A comparison of Bayesian and likelihood-based methods for fitting multilevel models

Abstract

We use simulation studies, whose design is realistic for educational and medical research (as well as other fields of inquiry), to compare Bayesian and likelihood-based methods for fitting variance-components (VC) and random-effects logistic regression (RELR) models. The likelihood (and approximate likelihood) approaches we examine are based on the methods most widely used in current applied multilevel (hierarchical) analyses: maximum likelihood (ML) and restricted ML (REML) for Gaussian outcomes, and marginal and penalized quasi-likelihood (MQL and PQL) for Bernoulli outcomes. Our Bayesian methods use Markov chain Monte Carlo (MCMC) estimation, with adaptive hybrid Metropolis-Gibbs sampling for RELR models, and several diffuse prior distributions ($\Gamma^{ -1 }( \epsilon, \epsilon )$ and $U( 0, \frac{ 1 }{ \epsilon } )$ priors for variance components). For evaluation criteria we consider bias of point estimates and nominal versus actual coverage of interval estimates in repeated sampling.

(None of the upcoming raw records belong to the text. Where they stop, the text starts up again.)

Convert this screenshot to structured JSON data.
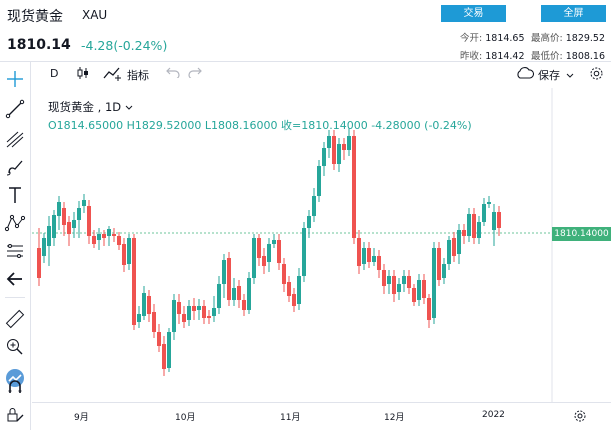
{
  "header": {
    "title": "现货黄金",
    "symbol": "XAU",
    "price": "1810.14",
    "change": "-4.28(-0.24%)",
    "trade_button": "交易",
    "fullscreen_button": "全屏",
    "quotes": {
      "open_label": "今开:",
      "open_value": "1814.65",
      "high_label": "最高价:",
      "high_value": "1829.52",
      "prevclose_label": "昨收:",
      "prevclose_value": "1814.42",
      "low_label": "最低价:",
      "low_value": "1808.16"
    }
  },
  "toolbar": {
    "interval": "D",
    "indicators": "指标",
    "save": "保存"
  },
  "legend": {
    "name": "现货黄金 , 1D",
    "ohlc": "O1814.65000  H1829.52000  L1808.16000  收=1810.14000  -4.28000 (-0.24%)"
  },
  "price_tag": "1810.14000",
  "colors": {
    "up": "#26a69a",
    "down": "#ef5350",
    "accent": "#1e9ad6"
  },
  "chart_data": {
    "type": "candlestick",
    "symbol": "XAU",
    "interval": "1D",
    "x_labels": [
      "9月",
      "10月",
      "11月",
      "12月",
      "2022"
    ],
    "last_price": 1810.14,
    "candles": []
  }
}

In two-level VC models we find that (a) both likelihood-based and Bayesian approaches can be made to produce approximately unbiased estimates, although the automatic manner in which REML accomplishes this is an advantage, but (b) both approaches had difficulty achieving nominal coverage in small samples and with small values of the intraclass correlation. With the three-level RELR models we examine we find that (c) quasi-likelihood methods for estimating random-effects variances perform badly with respect to bias and coverage in the example we simulated, and (d) Bayesian diffuse-prior methods lead to well-calibrated point and interval RELR estimates. While it is true that the likelihood-based methods we study are considerably faster computationally than MCMC, (i) steady improvements in recent years in both hardware speed and efficiency of Monte Carlo algorithms and (ii) the lack of calibration of likelihood-based methods in some common hierarchical settings combine to make MCMC-based Bayesian fitting of multilevel models an attractive approach, even with rather large data sets. Other analytic strategies based on less approximate likelihood methods are also possible but would benefit from further study of the type summarized here.